There are those who believe if political dissent and religion were no more, society would at last be a safe and equitable place for everyone, just as there have always been religious authorities who have believed the exact same thing, for the same flawed reasons.
“If we all believe [this ultimate truth or the other], then, there would be peace,” is a false promise. Attempts to enforce uniformity of belief on a large number of people always fail eventually.
Demanding the same level of ideological adherence to secular authorities has an equally dismal track record; consider China or Albania. The Chinese Communist Party’s system of government may have its good and bad points, but China is hardly a perfect utopia.
To some secular authorities, all religious beliefs are silly at best; at worst, a violent, mortal threat to women, racial minorities and the LGBTQIA+ community. Every major religion contains something someone could find objectionable, menacing, subversive or otherwise unacceptable.

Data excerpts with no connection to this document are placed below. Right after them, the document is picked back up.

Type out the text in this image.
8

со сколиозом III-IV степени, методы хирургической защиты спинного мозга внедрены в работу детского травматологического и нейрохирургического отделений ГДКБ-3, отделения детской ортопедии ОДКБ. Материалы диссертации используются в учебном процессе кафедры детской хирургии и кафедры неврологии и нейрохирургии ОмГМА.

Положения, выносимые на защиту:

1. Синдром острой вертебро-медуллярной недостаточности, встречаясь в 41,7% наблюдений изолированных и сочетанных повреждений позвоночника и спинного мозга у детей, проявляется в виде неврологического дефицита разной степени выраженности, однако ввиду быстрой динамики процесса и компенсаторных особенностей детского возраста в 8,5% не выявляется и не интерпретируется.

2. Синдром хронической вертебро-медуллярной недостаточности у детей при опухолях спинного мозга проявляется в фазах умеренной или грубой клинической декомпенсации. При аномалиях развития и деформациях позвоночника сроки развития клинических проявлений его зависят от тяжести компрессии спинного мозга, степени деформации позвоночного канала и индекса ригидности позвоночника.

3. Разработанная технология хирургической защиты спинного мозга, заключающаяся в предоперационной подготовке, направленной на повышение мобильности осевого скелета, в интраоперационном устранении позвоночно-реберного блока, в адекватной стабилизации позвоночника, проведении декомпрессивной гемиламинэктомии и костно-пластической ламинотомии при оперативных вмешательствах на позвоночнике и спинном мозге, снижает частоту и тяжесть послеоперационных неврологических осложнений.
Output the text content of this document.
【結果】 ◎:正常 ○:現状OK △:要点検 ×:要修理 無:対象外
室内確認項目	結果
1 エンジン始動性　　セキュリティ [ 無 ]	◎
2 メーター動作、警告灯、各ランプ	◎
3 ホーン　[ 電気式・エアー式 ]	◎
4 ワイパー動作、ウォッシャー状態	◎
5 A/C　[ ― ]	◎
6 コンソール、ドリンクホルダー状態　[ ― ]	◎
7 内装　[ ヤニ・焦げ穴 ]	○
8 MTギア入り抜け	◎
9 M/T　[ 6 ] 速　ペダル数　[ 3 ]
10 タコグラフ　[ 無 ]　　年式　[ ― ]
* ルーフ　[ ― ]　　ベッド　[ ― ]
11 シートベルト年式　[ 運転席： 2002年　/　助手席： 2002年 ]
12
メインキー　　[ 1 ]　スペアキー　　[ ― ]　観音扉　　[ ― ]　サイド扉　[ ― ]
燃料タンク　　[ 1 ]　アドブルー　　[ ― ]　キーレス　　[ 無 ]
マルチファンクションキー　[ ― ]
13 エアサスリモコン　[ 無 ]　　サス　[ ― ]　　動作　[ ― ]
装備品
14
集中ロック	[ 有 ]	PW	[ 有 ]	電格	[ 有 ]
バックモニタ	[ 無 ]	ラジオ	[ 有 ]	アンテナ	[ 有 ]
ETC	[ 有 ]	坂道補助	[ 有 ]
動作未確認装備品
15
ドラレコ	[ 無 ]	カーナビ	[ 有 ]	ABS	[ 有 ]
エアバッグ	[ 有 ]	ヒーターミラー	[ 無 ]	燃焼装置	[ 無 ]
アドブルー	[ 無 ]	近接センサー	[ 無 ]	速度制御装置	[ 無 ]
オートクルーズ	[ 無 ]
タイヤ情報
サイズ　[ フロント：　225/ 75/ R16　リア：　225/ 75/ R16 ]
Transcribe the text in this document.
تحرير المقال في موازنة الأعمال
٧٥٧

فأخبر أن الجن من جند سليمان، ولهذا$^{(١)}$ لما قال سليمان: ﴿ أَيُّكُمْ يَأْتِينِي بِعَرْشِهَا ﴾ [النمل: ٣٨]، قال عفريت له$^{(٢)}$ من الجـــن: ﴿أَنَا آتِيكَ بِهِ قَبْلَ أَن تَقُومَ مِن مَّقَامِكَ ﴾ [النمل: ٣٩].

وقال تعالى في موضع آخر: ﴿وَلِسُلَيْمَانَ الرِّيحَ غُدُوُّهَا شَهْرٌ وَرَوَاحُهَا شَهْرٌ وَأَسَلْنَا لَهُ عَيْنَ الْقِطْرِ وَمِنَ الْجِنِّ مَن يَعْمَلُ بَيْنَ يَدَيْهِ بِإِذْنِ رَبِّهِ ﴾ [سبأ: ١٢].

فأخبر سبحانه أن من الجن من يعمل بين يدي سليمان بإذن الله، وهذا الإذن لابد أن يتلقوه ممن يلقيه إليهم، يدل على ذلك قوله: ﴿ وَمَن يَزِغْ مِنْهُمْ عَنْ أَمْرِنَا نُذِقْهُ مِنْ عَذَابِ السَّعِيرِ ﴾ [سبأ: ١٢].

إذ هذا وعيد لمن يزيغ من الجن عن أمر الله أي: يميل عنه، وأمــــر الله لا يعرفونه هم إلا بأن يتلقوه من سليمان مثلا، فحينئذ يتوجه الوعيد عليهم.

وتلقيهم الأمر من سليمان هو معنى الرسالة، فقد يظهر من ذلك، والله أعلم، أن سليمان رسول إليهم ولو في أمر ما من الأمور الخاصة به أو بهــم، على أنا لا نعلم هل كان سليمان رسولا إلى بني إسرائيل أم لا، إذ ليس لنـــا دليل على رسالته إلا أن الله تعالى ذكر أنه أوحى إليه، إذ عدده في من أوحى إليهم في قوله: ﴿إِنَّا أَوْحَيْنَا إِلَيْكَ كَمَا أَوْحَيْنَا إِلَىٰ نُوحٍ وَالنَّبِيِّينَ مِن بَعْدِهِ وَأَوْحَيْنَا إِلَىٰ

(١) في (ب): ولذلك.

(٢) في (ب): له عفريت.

A perfect world, as imagined by these conscientious objectors, would have no religion at all, in conflict or otherwise. But that world would require a government empowered to peer into every aspect of human life in order to root out such beliefs and practices. The lengths some authorities have gone to over the centuries to stamp out one religion or another is precisely the reason free speech protections are included in our First Amendment right to religious freedom.
Religious freedom is the foundational bedrock of the United States of America. Freedom to practice their religion- free of persecution, censorship and control- is one of the reasons people needed a New World in the first place.
Freedom of religion is one of the reasons people still choose to make a home in the U.S. It is one of the most fundamental freedoms in life; just ask someone who has been deprived of it.
Without free speech protections, how long could political dissent possibly last? What if it was really effective political dissent?
Without free speech protections, how long can religious freedom possibly last? One religion’s sacredly held belief is another’s blasphemy against God.
One person’s irrefutable truth is another’s baseless lie. If not the First Amendment, what should govern speech on the internet?